I could make many justifiably vitriolic comments about how such widespread and persistent dishonest behaviour has wasted a great deal of my valuable time and intellectual energy in sifting through these deceitful and fraudulent publications in search of quality data, objectivity, and truth, e.g., [11, 12].  Those familiar with my work may already have read the several different commentaries I have written dissecting that sort of deceit in ‘tedious’ detail — it is tedious to detail, but if one is going to make these kinds of robust criticisms, one is obliged to adduce strong evidence to justify them, as I have done.

Lastly, it seems clear to me that Beasley has a less than impressive understanding of science, logic, methodology, and statistics; obsessional personality characteristics are strongly suggested by his writing-style; this may be what inhibits him from ‘seeing the forest for the trees’ — that is a common characteristic of people with obsessional traits, they become fixated on one line of thought and have difficulty changing track.  He may be one of the people who would benefit from Prozac, since obsessionality is one thing it can be useful for.

References

  1. Levine, T.R., et al., A critical assessment of null hypothesis significance testing in quantitative communication research. Human Communication Research, 2008. 34(2): p. 171-187.
  2. Greenland, S., et al., Statistical tests, P values, confidence intervals, and power: a guide to misinterpretations. Eur J Epidemiol, 2016. 31(4): p. 337-50.
  3. Peterson, I. and R. Wllley, Zimelidine: a new antidepressive. Br J DIs Chest, 1975. 69: p. 267-72.
  4. Lindberg, U.H., et al., Inhibitors of neuronal monoamine uptake. 2. Selective inhibition of 5-hydroxytryptamine uptake by alpha-amino acid esters of phenethyl alcohols. J Med Chem, 1978. 21(5): p. 448-56.
  5. Lindberg, U.H., et al., Inhibitors of neuronal monoamine uptake. I. Selective inhibition of 5-hydroxytryptamine uptake by alpha-aminoacid amides of phenethylamines.
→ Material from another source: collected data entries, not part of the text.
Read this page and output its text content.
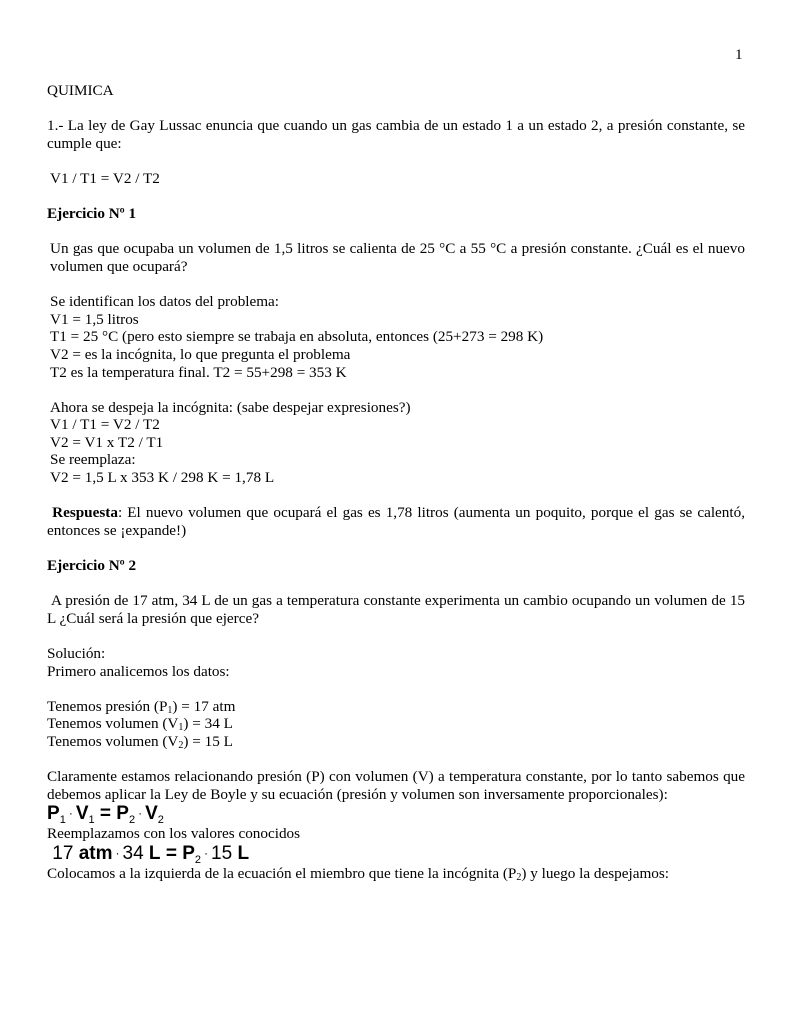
1

QUIMICA

1.- La ley de Gay Lussac enuncia que cuando un gas cambia de un estado 1 a un estado 2, a presión constante, se cumple que:

V1 / T1 = V2 / T2

Ejercicio Nº 1

Un gas que ocupaba un volumen de 1,5 litros se calienta de 25 °C a 55 °C a presión constante. ¿Cuál es el nuevo volumen que ocupará?

Se identifican los datos del problema:

V1 = 1,5 litros

T1 = 25 °C (pero esto siempre se trabaja en absoluta, entonces (25+273 = 298 K)

V2 = es la incógnita, lo que pregunta el problema

T2 es la temperatura final. T2 = 55+298 = 353 K

Ahora se despeja la incógnita: (sabe despejar expresiones?)

V1 / T1 = V2 / T2

V2 = V1 x T2 / T1

Se reemplaza:

V2 = 1,5 L x 353 K / 298 K = 1,78 L

Respuesta: El nuevo volumen que ocupará el gas es 1,78 litros (aumenta un poquito, porque el gas se calentó, entonces se ¡expande!)

Ejercicio Nº 2

A presión de 17 atm, 34 L de un gas a temperatura constante experimenta un cambio ocupando un volumen de 15 L ¿Cuál será la presión que ejerce?

Solución:

Primero analicemos los datos:

Tenemos presión $(P_1) = 17$ atm

Tenemos volumen $(V_1) = 34$ L

Tenemos volumen $(V_2) = 15$ L

Claramente estamos relacionando presión (P) con volumen (V) a temperatura constante, por lo tanto sabemos que debemos aplicar la Ley de Boyle y su ecuación (presión y volumen son inversamente proporcionales):

$P_1 \cdot V_1 = P_2 \cdot V_2$

Reemplazamos con los valores conocidos

17 atm · 34 $L = P_2 \cdot 15$ L

Colocamos a la izquierda de la ecuación el miembro que tiene la incógnita $(P_2)$ y luego la despejamos:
Acta Pharm Suec, 1978. 15(2): p. 87-96.
  6. Cipriani, A., T.A. Furukawa, and G. Salanti, Comparative efficacy and acceptability of 21 antidepressant drugs for the acute treatment of adults with major depressive disorder: a systematic review and network meta-analysis. Lancet, 2018. 391(10128): p. 1357–1366 http://www.thelancet.com/journals/lancet/article/PIIS0140-6736(17)32802-7/fulltext.
  7. Ashcroft, R.E., Current epistemological problems in evidence based medicine. J Med Ethics, 2004. 30(2): p. 131-5.
  8. Solomon, M., Just a paradigm: evidence-based medicine in epistemological context. European Journal for Philosophy of Science, 2011. 1(3): p. 451.
  9. Berwick, D.M., Broadening the view of evidence-based medicine. Qual Saf Health Care, 2005. 14(5): p. 315-6.
  10. Rawlins, M., De testimonio: on the evidence for decisions about the use of therapeutic interventions. Lancet, 2008. 372(9656): p. 2152-61.
  11. Gillman, P.K., Drug interactions and fluoxetine: a commentary from a clinician’s perspective. Ex Op Drug Saf, 2005. 4: p. 965-969.
  12. Gillman, P.K., A systematic review of the serotonergic effects of mirtazapine: implications for its dual action status. Human Psychopharmacology. Clinical and Experimental, 2006. 21(2): p. 117-25.